Tests by BiophysicalSex&Energy reveal that Tanya’s testosterone levels are low, as are her ferritin levels, which measure iron in the body, and she is anemic. A follicle-stimulating hormone (FSH) level test shows that Tanya is not menopausal. Dr. Lisa suggests possibly taking a combination of estrogen and testosterone to help Tanya’s hormone levels get back to normal.

 


Painful Sex

Amanda, 22, and Mario, 27, have been married for eight months, but extreme pain in Amanda’s lower stomach during sex is affecting their relationship. Doctors have told her it is due to ovarian cysts, but she is not so sure. “It kind of makes me dread [sex],” Amanda says.

 

Dr. Lisa examines Amanda and explains that the cysts are normal during ovulation, and Amanda’s problem is more likely due to endometriosis, which is a disorder of the female reproductive system in which the endometrial cells become attached to tissues surrounding the uterus, such as the fallopian tubes, ovaries or the large or small intestines. It can cause bleeding, intense cramping and pain, and can affect a woman’s fertility.

 

A recommended course of treatment for endometriosis is taking birth control pills, which suppress the symptoms. If there is no improvement after taking medication, laparoscopic surgery is available.

 

Other causes of dyspareunia, or painful intercourse, include infections and sexually transmitted diseases. Nearly two out of every three women will experience dyspareunia in their lives.

 

Children and Sexual Exploration
If you have ever caught your child self-pleasuring, you might have felt embarrassed, what if the child were only 4 years old? Twenty-four-year-old Desiree is concerned because she has walked in on her 4-year-old daughter self-pleasuring, and doesn’t know how to approach the situation.

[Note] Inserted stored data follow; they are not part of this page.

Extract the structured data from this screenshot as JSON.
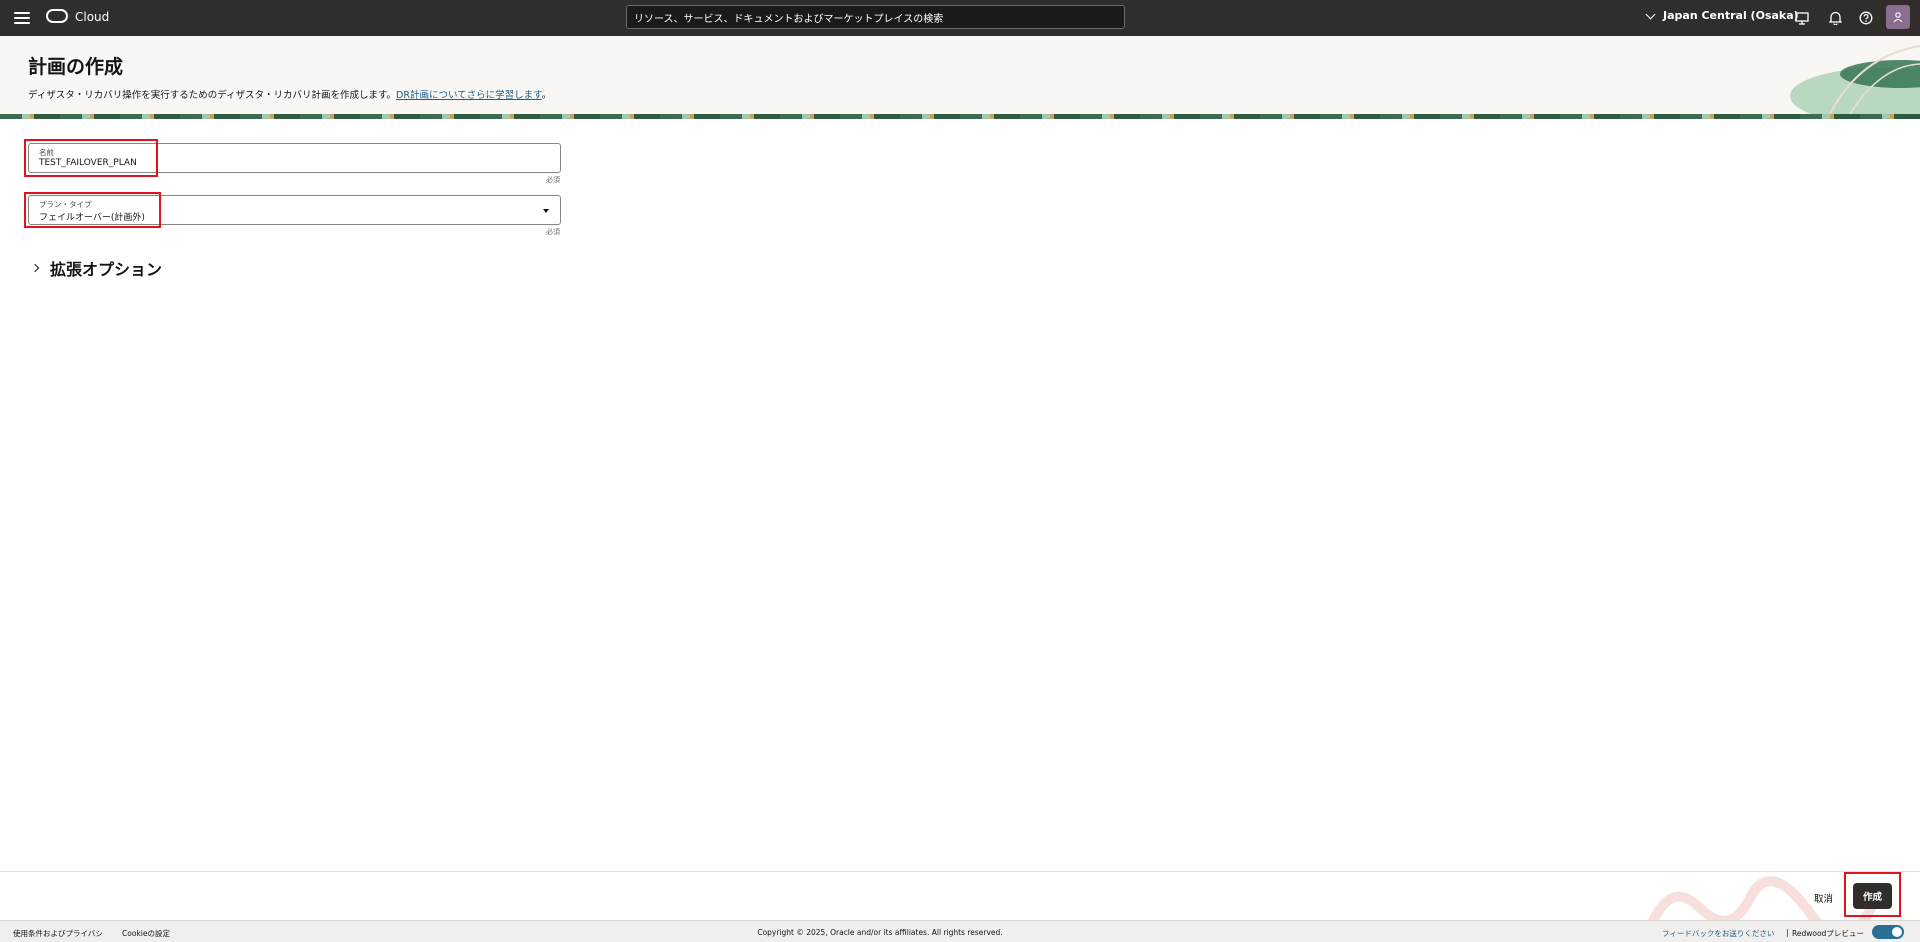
{
  "topbar": {
    "brand": "Cloud",
    "search_placeholder": "リソース、サービス、ドキュメントおよびマーケットプレイスの検索",
    "region": "Japan Central (Osaka)"
  },
  "header": {
    "title": "計画の作成",
    "description": "ディザスタ・リカバリ操作を実行するためのディザスタ・リカバリ計画を作成します。",
    "link": "DR計画についてさらに学習します",
    "description_end": "。"
  },
  "form": {
    "name": {
      "label": "名前",
      "value": "TEST_FAILOVER_PLAN",
      "required": "必須"
    },
    "plan_type": {
      "label": "プラン・タイプ",
      "value": "フェイルオーバー(計画外)",
      "required": "必須"
    },
    "advanced": "拡張オプション"
  },
  "actions": {
    "cancel": "取消",
    "create": "作成"
  },
  "footer": {
    "terms": "使用条件およびプライバシ",
    "cookies": "Cookieの設定",
    "copyright": "Copyright © 2025, Oracle and/or its affiliates. All rights reserved.",
    "feedback": "フィードバックをお送りください",
    "separator": "|",
    "redwood": "Redwoodプレビュー"
  },
  "colors": {
    "topbar": "#312d2a",
    "highlight": "#e0141e",
    "link": "#1a5c8a",
    "toggle": "#2a6f93"
  }
}
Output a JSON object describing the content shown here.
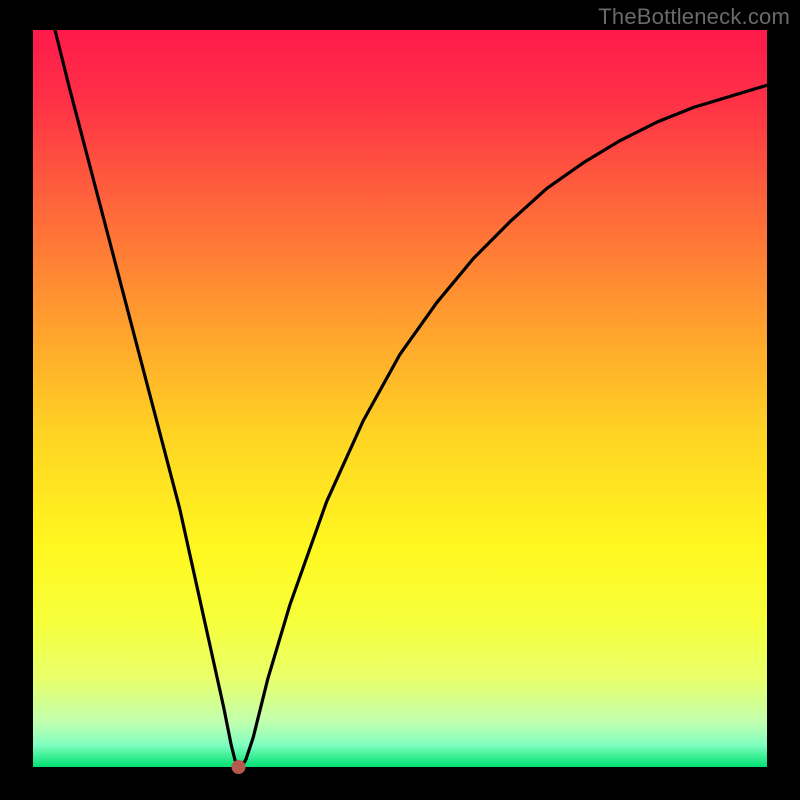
{
  "watermark": "TheBottleneck.com",
  "chart_data": {
    "type": "line",
    "title": "",
    "xlabel": "",
    "ylabel": "",
    "xlim": [
      0,
      100
    ],
    "ylim": [
      0,
      100
    ],
    "grid": false,
    "legend": false,
    "minimum_marker": {
      "x": 28,
      "y": 0
    },
    "series": [
      {
        "name": "curve",
        "x": [
          3,
          5,
          10,
          15,
          20,
          24,
          26,
          27,
          27.5,
          28,
          28.5,
          29,
          30,
          32,
          35,
          40,
          45,
          50,
          55,
          60,
          65,
          70,
          75,
          80,
          85,
          90,
          95,
          100
        ],
        "values": [
          100,
          92,
          73,
          54,
          35,
          17,
          8,
          3,
          1,
          0,
          0.2,
          1,
          4,
          12,
          22,
          36,
          47,
          56,
          63,
          69,
          74,
          78.5,
          82,
          85,
          87.5,
          89.5,
          91,
          92.5
        ]
      }
    ],
    "gradient_stops": [
      {
        "offset": 0.0,
        "color": "#ff1a4b"
      },
      {
        "offset": 0.1,
        "color": "#ff3246"
      },
      {
        "offset": 0.25,
        "color": "#ff6a3a"
      },
      {
        "offset": 0.4,
        "color": "#ffa02e"
      },
      {
        "offset": 0.55,
        "color": "#ffd423"
      },
      {
        "offset": 0.7,
        "color": "#fff71f"
      },
      {
        "offset": 0.8,
        "color": "#f7ff3a"
      },
      {
        "offset": 0.88,
        "color": "#e8ff6a"
      },
      {
        "offset": 0.94,
        "color": "#c0ffb0"
      },
      {
        "offset": 0.97,
        "color": "#80ffc0"
      },
      {
        "offset": 1.0,
        "color": "#00e070"
      }
    ],
    "marker_color": "#b6594f"
  }
}
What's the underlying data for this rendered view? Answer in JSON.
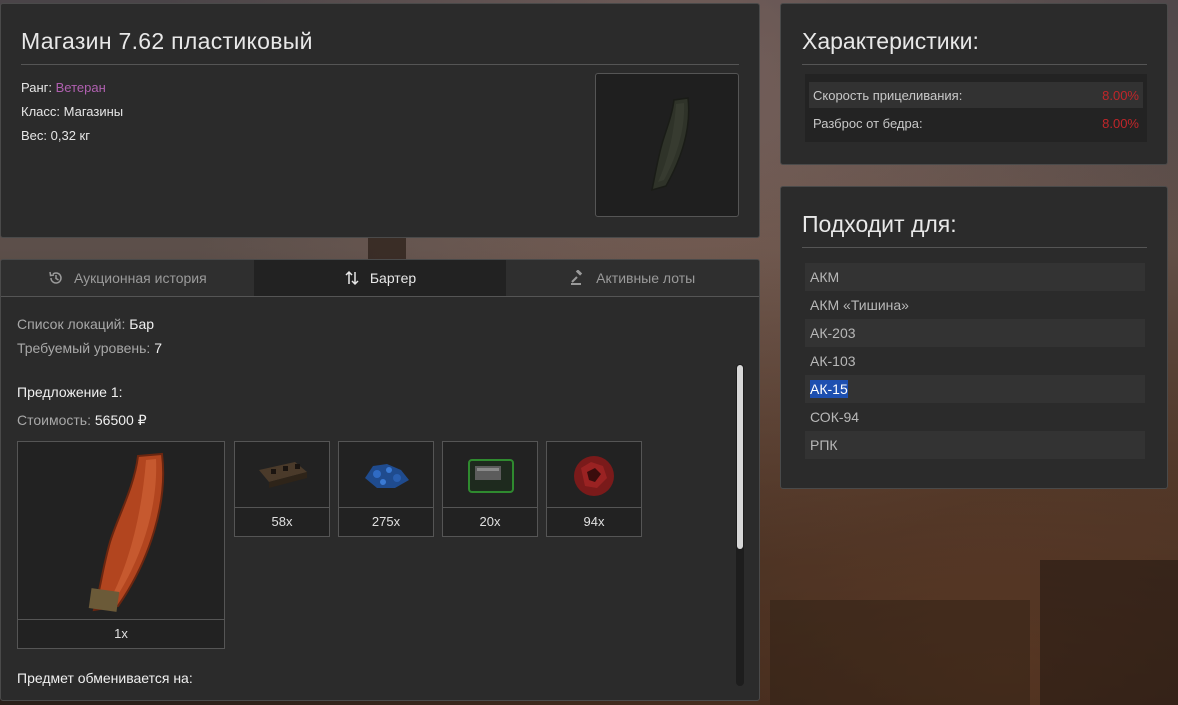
{
  "item": {
    "title": "Магазин 7.62 пластиковый",
    "rank_label": "Ранг:",
    "rank_value": "Ветеран",
    "class_label": "Класс:",
    "class_value": "Магазины",
    "weight_label": "Вес:",
    "weight_value": "0,32 кг",
    "image_icon": "plastic-magazine-icon"
  },
  "tabs": [
    {
      "label": "Аукционная история",
      "icon": "history-icon",
      "active": false
    },
    {
      "label": "Бартер",
      "icon": "swap-arrows-icon",
      "active": true
    },
    {
      "label": "Активные лоты",
      "icon": "gavel-icon",
      "active": false
    }
  ],
  "barter": {
    "locations_label": "Список локаций:",
    "locations_value": "Бар",
    "level_label": "Требуемый уровень:",
    "level_value": "7",
    "offer_title": "Предложение 1:",
    "cost_label": "Стоимость:",
    "cost_value": "56500 ₽",
    "main_slot": {
      "icon": "orange-magazine-icon",
      "qty": "1x"
    },
    "ingredients": [
      {
        "icon": "scrap-metal-icon",
        "qty": "58x"
      },
      {
        "icon": "blue-crystals-icon",
        "qty": "275x"
      },
      {
        "icon": "circuit-board-icon",
        "qty": "20x"
      },
      {
        "icon": "red-artifact-icon",
        "qty": "94x"
      }
    ],
    "exchange_title": "Предмет обменивается на:"
  },
  "stats": {
    "title": "Характеристики:",
    "rows": [
      {
        "name": "Скорость прицеливания:",
        "value": "8.00%"
      },
      {
        "name": "Разброс от бедра:",
        "value": "8.00%"
      }
    ],
    "value_color": "#c0262a"
  },
  "fits": {
    "title": "Подходит для:",
    "items": [
      "АКМ",
      "АКМ «Тишина»",
      "АК-203",
      "АК-103",
      "АК-15",
      "СОК-94",
      "РПК"
    ],
    "selected": "АК-15"
  },
  "colors": {
    "rank": "#b060b0",
    "selection": "#1d4fb0",
    "panel": "#2b2b2b"
  }
}
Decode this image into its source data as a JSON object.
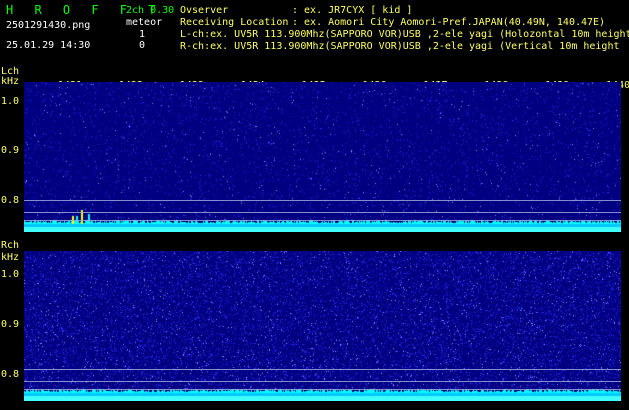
{
  "header": {
    "logo": "H R O F F T",
    "version": "2ch 0.30",
    "filename": "2501291430.png",
    "datetime": "25.01.29 14:30",
    "meteor_label": "meteor",
    "meteor_lch": "1",
    "meteor_rch": "0",
    "observer_label": "Ovserver",
    "observer_value": ": ex. JR7CYX [ kid ]",
    "location_label": "Receiving Location",
    "location_value": ": ex. Aomori City Aomori-Pref.JAPAN(40.49N, 140.47E)",
    "lch_line": "L-ch:ex. UV5R 113.900Mhz(SAPPORO VOR)USB ,2-ele yagi (Holozontal 10m height",
    "rch_line": "R-ch:ex. UV5R 113.900Mhz(SAPPORO VOR)USB ,2-ele yagi (Vertical 10m height"
  },
  "x_ticks": [
    "1431",
    "1432",
    "1433",
    "1434",
    "1435",
    "1436",
    "1437",
    "1438",
    "1439",
    "1440"
  ],
  "lch": {
    "label": "Lch",
    "unit": "kHz",
    "y_ticks": [
      "1.0",
      "0.9",
      "0.8"
    ]
  },
  "rch": {
    "label": "Rch",
    "unit": "kHz",
    "y_ticks": [
      "1.0",
      "0.9",
      "0.8"
    ]
  },
  "colors": {
    "background": "#000000",
    "panel": "#000080",
    "signal": "#00ffff",
    "header_green": "#00ff00",
    "tick_yellow": "#ffff66"
  }
}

“It can be embarrassing for parents,” Dr. Jim says. “First off, keep in mind that this is totally normal. It’s not a big deal. About a third of younger children will do this. We only consider it abnormal if they’re still doing it out in public after about the age of 5 or 6.

“Why are they doing it?” Dr. Jim continues. “They usually start by simple curiosity; they’re kind of messing around down there, in their panties or whatever, and finding all the nooks and crannies. Finally, they figure out something that feels good, and they want to keep doing that. It does not mean that your child is going to become sexually promiscuous when they’re older. It only really becomes a big deal if adults overreact to it, and they send the message that it’s evil or sinful and put a lot of guilt into it. Then the child can grow up to have a lot of guilt or sexual dysfunctions because of too much pressure from the parents. Sometimes, kids are doing it just because parents are telling them not to all the time.”

If it is bothering you, Dr. Jim suggests distracting your child by playing a game with him or her to curb the action. Sitting down and talking with him or her about how it is not polite to self-pleasure in front of other people is important, as well. “You’re not going to eliminate this completely, and you don’t want to ever punish your child, or yell at them or make them feel bad about this because it is a normal part of life,” Dr. Jim adds. “They don’t know it’s a sexual thing, so you have to take the sexual nature out of it. They’re just exploring.”